Minha história com computadores é “longa” (considerando o tempo que eu existo) pois utilizo computadores desde os meus 6 anos de idade (quando meu pai comprou um Intel 80386 para usar o Microsoft Office 5.0 com Windows 3.1). Nessa página escrevo sobre meus projetos e assuntos diversos relacionados a computadores, estudo/pesquisa, ciência em geral e aos acontecimentos aleatórios da minha rotina.

Tenho 21 anos, sou técnico de informatíca formado pelo IBPI ( Instituto Brasileiro de Pesquisas Informáticas ) e atualmente curso Ciência da Computação na Universidade Veiga de Almeida. Trabalho no banco da maior empresa de computadores do planeta em faturamento como estagiário de analise de negócio dando suporte ao sistema de financiamento de pequenos e médios negócios.

O meu gosto de músical é bem peculiar. Gosto de Techno, Trance e House, um pouco de música clássica e Jazz ( nada de blue jazz, muito melancólico) e há algum tempo atrás amava Rock ‘n Roll Heavy Metal”. Adoro malhar (apesar das circunstâncias atuais impedirem a prática) objetivando um corpo belo e escultural acima de tudo (se é que isso existe). Adoro conversar com as pessoas e por vezes acabo falando besteira mas tento não exagerar. Adoro ler livros sobre história econômica, administração básica, gerência de projetos e processos e livros sobre programação (patterns e linguagens) e cada vez mais isso tem tornado-se um hábito na minha vida (veja a página de leituras).

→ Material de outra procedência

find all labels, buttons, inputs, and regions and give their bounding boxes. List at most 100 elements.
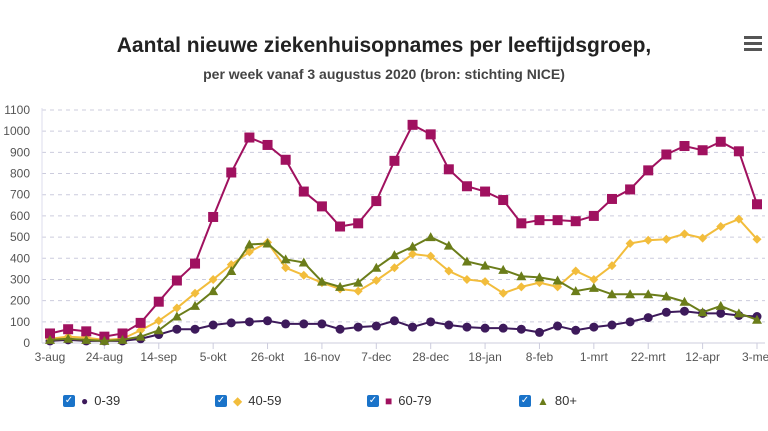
data-point-80+ xyxy=(45,334,55,344)
x-tick-label: 1-mrt xyxy=(580,350,609,364)
checkbox-checked-icon[interactable]: ✓ xyxy=(519,394,531,407)
data-point-80+ xyxy=(697,307,708,317)
data-point-80+ xyxy=(552,275,563,285)
data-point-80+ xyxy=(353,277,364,287)
data-point-0-39 xyxy=(625,317,635,327)
series-line-80+ xyxy=(49,235,758,342)
legend-item-60-79[interactable]: ✓ ■ 60-79 xyxy=(367,393,432,408)
data-point-40-59 xyxy=(498,288,508,298)
data-point-40-59 xyxy=(371,276,381,286)
data-point-80+ xyxy=(661,291,672,301)
data-point-80+ xyxy=(570,286,581,296)
data-point-40-59 xyxy=(208,274,218,284)
y-tick-label: 400 xyxy=(10,251,30,265)
triangle-marker-icon: ▲ xyxy=(537,393,549,408)
data-point-60-79 xyxy=(461,181,472,192)
data-point-80+ xyxy=(208,286,219,296)
data-point-40-59 xyxy=(353,286,363,296)
x-tick-label: 24-aug xyxy=(86,350,123,364)
data-point-80+ xyxy=(588,282,599,292)
data-point-80+ xyxy=(117,334,128,344)
data-point-80+ xyxy=(733,308,744,318)
data-point-60-79 xyxy=(606,193,617,204)
data-point-60-79 xyxy=(171,275,182,286)
legend-item-40-59[interactable]: ✓ ◆ 40-59 xyxy=(215,393,281,408)
data-point-60-79 xyxy=(552,215,563,226)
data-point-0-39 xyxy=(516,324,526,334)
hamburger-menu-icon[interactable] xyxy=(744,36,762,52)
data-point-40-59 xyxy=(136,325,146,335)
data-point-80+ xyxy=(99,335,110,345)
diamond-marker-icon: ◆ xyxy=(233,393,243,408)
x-tick-label: 18-jan xyxy=(468,350,501,364)
data-point-60-79 xyxy=(117,328,128,339)
data-point-80+ xyxy=(516,271,527,281)
data-point-40-59 xyxy=(698,233,708,243)
x-tick-label: 3-aug xyxy=(35,350,66,364)
data-point-60-79 xyxy=(661,149,672,160)
data-point-60-79 xyxy=(371,196,382,207)
checkbox-checked-icon[interactable]: ✓ xyxy=(367,394,379,407)
data-point-80+ xyxy=(625,289,636,299)
data-point-80+ xyxy=(244,239,255,249)
data-point-40-59 xyxy=(679,229,689,239)
data-point-0-39 xyxy=(444,320,454,330)
data-point-40-59 xyxy=(589,274,599,284)
legend-label: 60-79 xyxy=(398,393,432,408)
data-point-0-39 xyxy=(263,316,273,326)
data-point-60-79 xyxy=(498,195,509,206)
data-point-60-79 xyxy=(45,328,55,339)
data-point-60-79 xyxy=(335,221,346,232)
data-point-80+ xyxy=(498,264,509,274)
series-line-40-59 xyxy=(49,217,758,341)
y-tick-label: 900 xyxy=(10,145,30,159)
data-point-80+ xyxy=(153,325,164,335)
data-point-40-59 xyxy=(244,247,254,257)
data-point-80+ xyxy=(461,256,472,266)
data-point-80+ xyxy=(425,232,436,242)
checkbox-checked-icon[interactable]: ✓ xyxy=(215,394,227,407)
data-point-60-79 xyxy=(570,216,581,227)
data-point-0-39 xyxy=(643,313,653,323)
x-tick-label: 5-okt xyxy=(200,350,227,364)
data-point-0-39 xyxy=(426,317,436,327)
data-point-60-79 xyxy=(643,165,654,176)
data-point-80+ xyxy=(226,265,237,275)
data-point-60-79 xyxy=(534,215,545,226)
data-point-60-79 xyxy=(226,167,237,178)
data-point-0-39 xyxy=(716,308,726,318)
data-point-60-79 xyxy=(153,296,164,307)
data-point-80+ xyxy=(190,300,201,310)
data-point-60-79 xyxy=(733,146,744,157)
data-point-60-79 xyxy=(63,324,74,335)
square-marker-icon: ■ xyxy=(385,393,393,408)
legend-item-80+[interactable]: ✓ ▲ 80+ xyxy=(519,393,577,408)
data-point-80+ xyxy=(407,241,418,251)
data-point-80+ xyxy=(443,240,454,250)
data-point-60-79 xyxy=(135,317,146,328)
data-point-60-79 xyxy=(190,258,201,269)
data-point-0-39 xyxy=(389,316,399,326)
legend-label: 40-59 xyxy=(248,393,282,408)
x-tick-label: 3-mei xyxy=(742,350,768,364)
data-point-40-59 xyxy=(716,222,726,231)
y-tick-label: 1000 xyxy=(3,124,30,138)
data-point-60-79 xyxy=(208,211,219,222)
y-tick-label: 500 xyxy=(10,230,30,244)
data-point-40-59 xyxy=(408,249,418,259)
y-tick-label: 800 xyxy=(10,167,30,181)
data-point-0-39 xyxy=(371,321,381,331)
data-point-0-39 xyxy=(281,319,291,329)
data-point-0-39 xyxy=(335,324,345,334)
data-point-80+ xyxy=(480,260,491,270)
legend-item-0-39[interactable]: ✓ ● 0-39 xyxy=(63,393,120,408)
data-point-80+ xyxy=(389,250,400,260)
data-point-0-39 xyxy=(480,323,490,333)
series-line-0-39 xyxy=(49,310,758,342)
data-point-0-39 xyxy=(462,322,472,332)
data-point-60-79 xyxy=(389,155,400,166)
data-point-60-79 xyxy=(697,145,708,156)
checkbox-checked-icon[interactable]: ✓ xyxy=(63,394,75,407)
x-tick-label: 28-dec xyxy=(412,350,449,364)
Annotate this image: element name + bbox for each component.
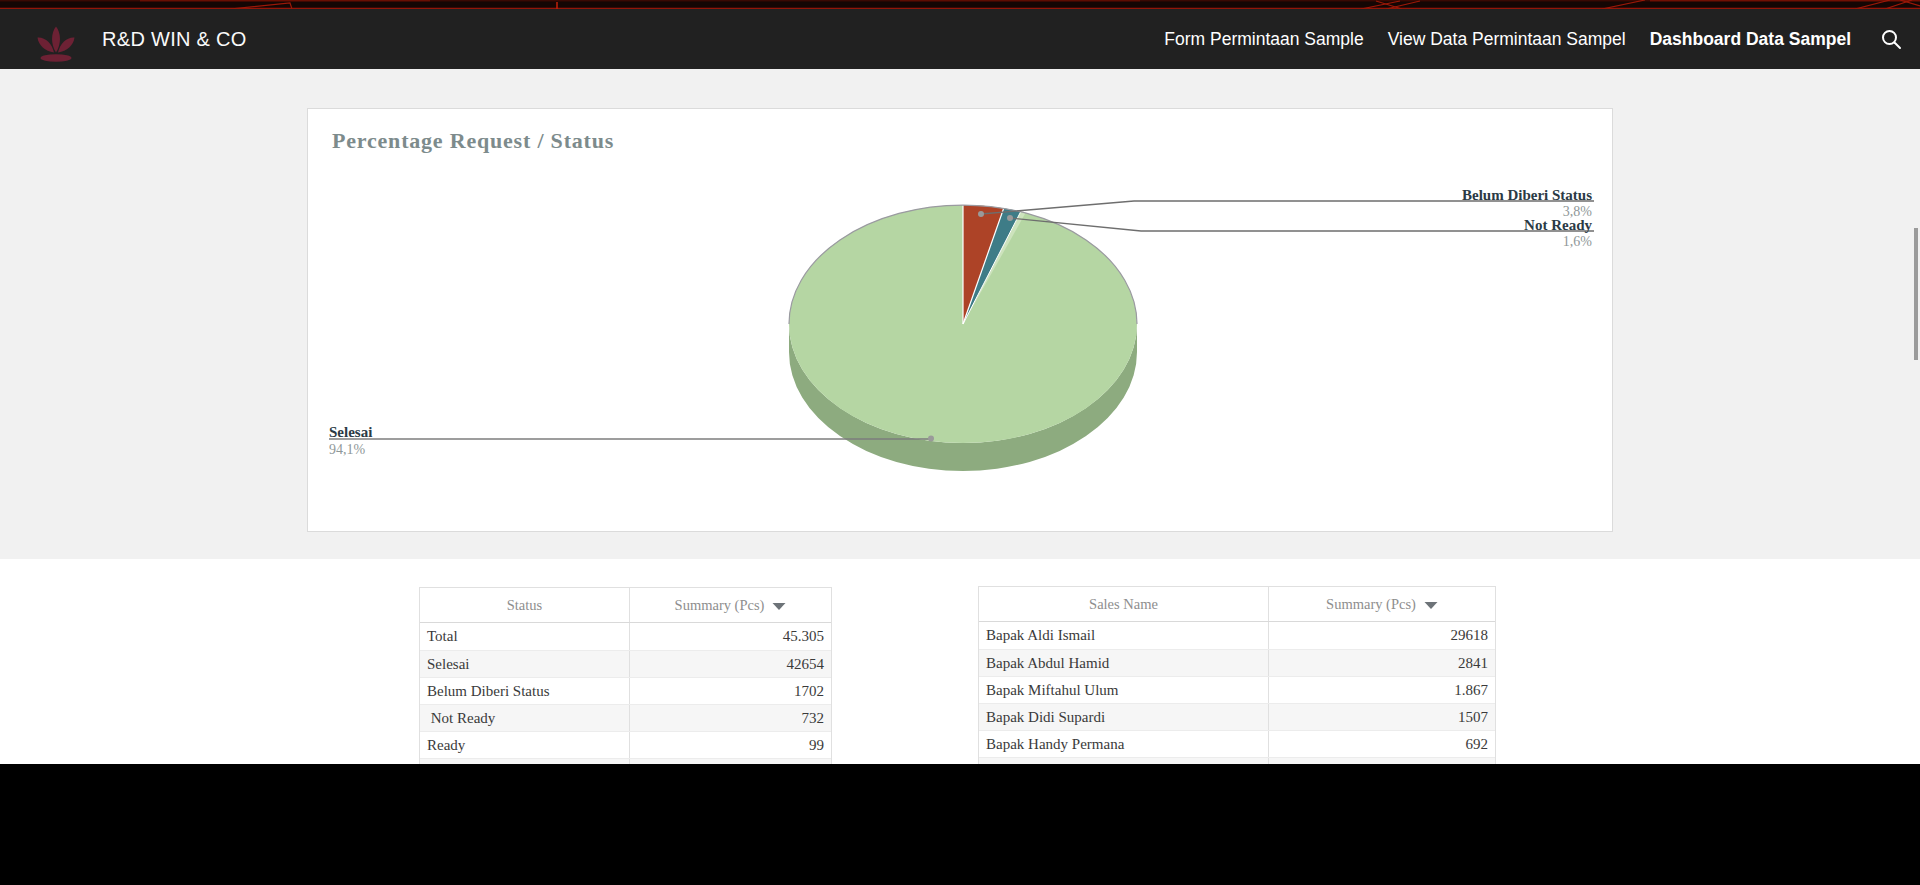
pie-pct-not-ready: 1,6% (1563, 234, 1592, 250)
cell-summary: 1507 (1268, 704, 1495, 730)
cell-sales-name: Bapak Abdul Hamid (979, 650, 1268, 676)
scrollbar-thumb[interactable] (1914, 228, 1918, 360)
nav-item-view-data-permintaan-sampel[interactable]: View Data Permintaan Sampel (1388, 29, 1626, 50)
cell-summary: 45.305 (629, 623, 831, 650)
sort-desc-icon[interactable] (1424, 602, 1438, 610)
main-nav: Form Permintaan Sample View Data Permint… (1164, 9, 1903, 69)
pie-pct-selesai: 94,1% (329, 442, 365, 458)
cell-sales-name: Bapak Didi Supardi (979, 704, 1268, 730)
cell-status: Not Ready (420, 705, 629, 731)
column-header-summary[interactable]: Summary (Pcs) (1268, 587, 1495, 621)
callout-dot (928, 436, 934, 442)
table-header-row: Sales Name Summary (Pcs) (979, 587, 1495, 622)
cell-status: Belum Diberi Status (420, 678, 629, 704)
pie-label-not-ready: Not Ready (1524, 217, 1592, 234)
cell-sales-name: Bapak Miftahul Ulum (979, 677, 1268, 703)
cell-summary: 732 (629, 705, 831, 731)
chart-section: Percentage Request / Status (0, 69, 1920, 559)
cell-status: Selesai (420, 651, 629, 677)
callout-dot (978, 211, 984, 217)
cell-summary: 692 (1268, 731, 1495, 757)
column-header-sales-name[interactable]: Sales Name (979, 587, 1268, 621)
cell-summary: 29618 (1268, 622, 1495, 649)
table-row: Bapak Aldi Ismail 29618 (979, 622, 1495, 649)
table-row: Total 45.305 (420, 623, 831, 650)
table-row: Bapak Miftahul Ulum 1.867 (979, 676, 1495, 703)
cell-summary: 1.867 (1268, 677, 1495, 703)
pie-label-belum-diberi-status: Belum Diberi Status (1462, 187, 1592, 204)
cell-summary: 42654 (629, 651, 831, 677)
banner-strip-graphic (0, 0, 1920, 9)
table-header-row: Status Summary (Pcs) (420, 588, 831, 623)
status-summary-table: Status Summary (Pcs) Total 45.305 Selesa… (419, 587, 832, 786)
chart-card: Percentage Request / Status (307, 108, 1613, 532)
brand-title[interactable]: R&D WIN & CO (102, 9, 247, 69)
cell-status: Ready (420, 732, 629, 758)
pie-label-selesai: Selesai (329, 424, 372, 441)
search-icon[interactable] (1879, 27, 1903, 51)
table-row: Belum Diberi Status 1702 (420, 677, 831, 704)
column-header-label: Summary (Pcs) (1326, 596, 1416, 613)
lotus-logo-icon[interactable] (36, 26, 76, 62)
table-row: Bapak Handy Permana 692 (979, 730, 1495, 757)
cell-summary: 99 (629, 732, 831, 758)
cell-summary: 1702 (629, 678, 831, 704)
cell-sales-name: Bapak Aldi Ismail (979, 622, 1268, 649)
table-row: Not Ready 732 (420, 704, 831, 731)
pie-chart[interactable] (308, 109, 1612, 531)
sales-summary-table: Sales Name Summary (Pcs) Bapak Aldi Isma… (978, 586, 1496, 785)
footer-black-band (0, 764, 1920, 885)
page: R&D WIN & CO Form Permintaan Sample View… (0, 0, 1920, 885)
column-header-summary[interactable]: Summary (Pcs) (629, 588, 831, 622)
app-header: R&D WIN & CO Form Permintaan Sample View… (0, 9, 1920, 69)
cell-status: Total (420, 623, 629, 650)
cell-summary: 2841 (1268, 650, 1495, 676)
table-row: Bapak Didi Supardi 1507 (979, 703, 1495, 730)
callout-dot (1007, 215, 1013, 221)
tables-section: Status Summary (Pcs) Total 45.305 Selesa… (0, 559, 1920, 764)
nav-item-dashboard-data-sampel[interactable]: Dashboard Data Sampel (1650, 29, 1851, 50)
table-row: Bapak Abdul Hamid 2841 (979, 649, 1495, 676)
column-header-status[interactable]: Status (420, 588, 629, 622)
nav-item-form-permintaan-sample[interactable]: Form Permintaan Sample (1164, 29, 1363, 50)
callout-line-not-ready (1010, 218, 1594, 231)
cell-sales-name: Bapak Handy Permana (979, 731, 1268, 757)
table-row: Selesai 42654 (420, 650, 831, 677)
sort-desc-icon[interactable] (772, 603, 786, 611)
table-row: Ready 99 (420, 731, 831, 758)
column-header-label: Summary (Pcs) (675, 597, 765, 614)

Existem alguns esterótipos de pessoas que eu simplesmente odeio: pessoas medrosas, indecisas e, especialmente, pessoas que não possuem um mínimo de humildade achando-se as donas da razão. Consigo (muitas vezes) entender o porque da frustação destes esteriótipos mas não gosto de me envolver com eles. Também não curto funk (apesar de ter uma certa tolerância a este ruído). O estilo musical que eu não suporto é pagode, devido a suas eternas letras de amores mal amados em relacionamentos frustados.

Meus melhores amigos são malucos e adoram contar-me suas desventuras aleatórias, apesar disso são todos boas pessoas com quem possuo confiança e cumplicidade (o meu melhor amigo já me atura há quase uma década). Adoro conversar com eles sentado em uma mesa de botequim falando alto e contando/ouvindo os “causos” de cada um.

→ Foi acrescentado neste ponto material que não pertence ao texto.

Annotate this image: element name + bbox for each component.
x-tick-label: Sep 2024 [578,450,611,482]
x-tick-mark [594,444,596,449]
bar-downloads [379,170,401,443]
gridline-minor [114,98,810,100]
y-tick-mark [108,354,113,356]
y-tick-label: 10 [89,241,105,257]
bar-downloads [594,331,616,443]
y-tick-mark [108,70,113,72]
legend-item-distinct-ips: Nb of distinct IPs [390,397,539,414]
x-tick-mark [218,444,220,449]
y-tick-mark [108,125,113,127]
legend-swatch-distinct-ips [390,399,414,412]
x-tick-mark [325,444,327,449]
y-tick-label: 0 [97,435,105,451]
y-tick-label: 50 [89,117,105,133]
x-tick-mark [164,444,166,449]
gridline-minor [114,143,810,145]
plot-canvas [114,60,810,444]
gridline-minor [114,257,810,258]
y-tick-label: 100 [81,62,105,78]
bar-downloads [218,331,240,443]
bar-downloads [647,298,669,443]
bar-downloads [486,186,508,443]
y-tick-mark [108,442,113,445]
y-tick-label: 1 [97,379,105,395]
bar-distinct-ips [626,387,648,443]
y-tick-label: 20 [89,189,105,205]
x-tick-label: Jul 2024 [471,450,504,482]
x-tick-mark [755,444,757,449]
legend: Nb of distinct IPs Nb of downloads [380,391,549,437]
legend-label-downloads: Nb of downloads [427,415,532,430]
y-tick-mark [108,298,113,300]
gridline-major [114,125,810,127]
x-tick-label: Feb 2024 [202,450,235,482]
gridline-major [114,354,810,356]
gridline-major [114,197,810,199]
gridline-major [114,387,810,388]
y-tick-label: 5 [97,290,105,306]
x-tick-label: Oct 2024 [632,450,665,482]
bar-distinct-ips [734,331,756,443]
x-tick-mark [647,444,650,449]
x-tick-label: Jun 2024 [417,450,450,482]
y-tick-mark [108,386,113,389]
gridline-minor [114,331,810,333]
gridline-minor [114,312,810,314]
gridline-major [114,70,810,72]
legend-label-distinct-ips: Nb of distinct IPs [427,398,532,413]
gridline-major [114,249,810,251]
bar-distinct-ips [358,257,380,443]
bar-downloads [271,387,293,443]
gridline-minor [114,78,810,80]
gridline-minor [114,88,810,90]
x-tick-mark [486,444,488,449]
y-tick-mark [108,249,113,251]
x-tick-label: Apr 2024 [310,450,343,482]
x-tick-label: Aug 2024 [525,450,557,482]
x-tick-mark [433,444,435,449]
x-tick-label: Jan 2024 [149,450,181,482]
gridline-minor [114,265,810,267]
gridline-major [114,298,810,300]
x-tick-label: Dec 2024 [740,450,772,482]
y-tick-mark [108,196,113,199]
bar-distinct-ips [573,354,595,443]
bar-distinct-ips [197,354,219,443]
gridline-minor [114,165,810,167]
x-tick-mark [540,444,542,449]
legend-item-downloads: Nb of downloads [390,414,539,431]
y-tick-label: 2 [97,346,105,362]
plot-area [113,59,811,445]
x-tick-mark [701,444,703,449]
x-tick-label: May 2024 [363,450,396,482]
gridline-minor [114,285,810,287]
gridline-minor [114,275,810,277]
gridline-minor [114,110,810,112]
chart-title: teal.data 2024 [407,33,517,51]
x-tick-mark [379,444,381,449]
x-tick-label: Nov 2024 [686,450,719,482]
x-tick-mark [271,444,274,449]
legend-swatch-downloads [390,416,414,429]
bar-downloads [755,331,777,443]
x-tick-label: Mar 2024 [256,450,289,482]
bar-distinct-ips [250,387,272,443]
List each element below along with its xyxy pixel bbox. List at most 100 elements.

Recentemente mudei minhas prioridades de vida e acredito que para se viver um grande amor devemos correr grandes riscos, pois não há recompensa nesso mundo injusto sem sacrificio e não há felicidade sem vitórias.

A mulher ideal, pra mim, é aquela que usa o cérebro antes do corpo. Aquela que me testa para se garantir, e se entrega quando confia em alguém.